The problem of power is taken up by Ghosh as a problem of colonial institutions. The analogy between law and nationalism, embodied in the relationship between grandmother and her uncle, gains a more concrete association when we take into account the narrator's characterisation of England as representing the state together with the implied reference to the Partition of the country encoded within the dramatisation of the riots. The inference is that the nation-state, like law, creates the original divisions. Such an understanding, however, tends to put the sub-continent into the role of a victim, a suggestion that gains larger resonances of fatalism when we see that the family (the location of possible realisation of intimacy) is being rendered, through other processes, increasingly nucleated and diasporic. The prospect of collective self-realisation dissolves into the moving, but individual symbol of sexual union with May at the end of the book. The problem of creating another condition for the achievement of collective intimacy remains.

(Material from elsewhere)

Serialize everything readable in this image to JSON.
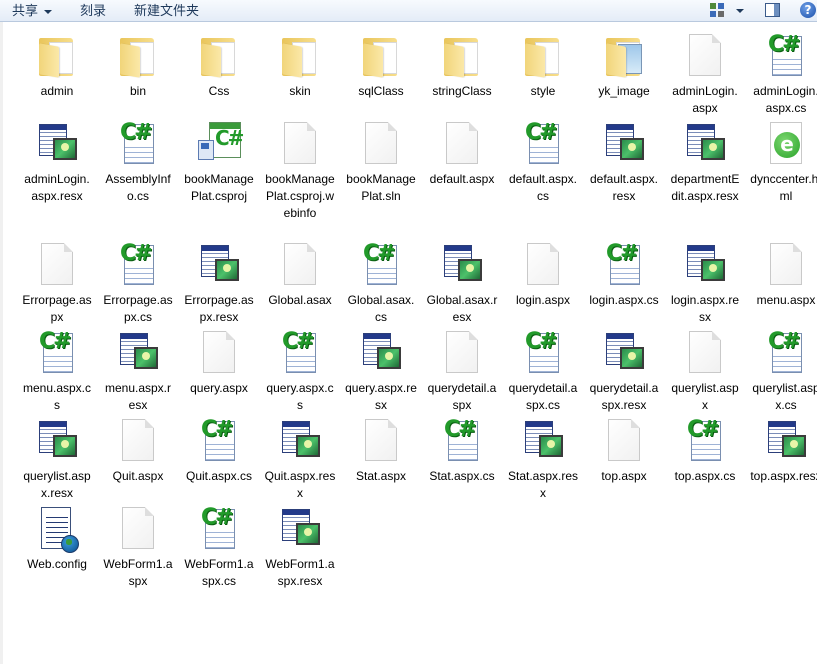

My qualifications of both The Shadow Lines and Trotter Nama begin with the question of power. It is, admittedly, a difficult problem. Cultural heterogeneity (in the sense of the ways in which different collectivities think) cannot be ellided into the problems of social distribution of power. Nor can they be clearly separated. In a more sepcu-lative and prescriptive tone, it could be proposed that a novelist needs a double location to explore the interconnections between these two areas. However, what is more inr^mediate and palpable, is the achievement of these novels. An important move is made when they identify the problem of heterogeneity as a certain epistemological location within a field of differences and cultural significations. The idea of heterogeneity is detached from a simple celebration of pluralism (that is based on the collectivity of separate spheres). In the process it releases the possibility that the experience of overlapping heterogeneities itself can be counterposed to the violent, sub-continental insistence on cultural purity and communal division.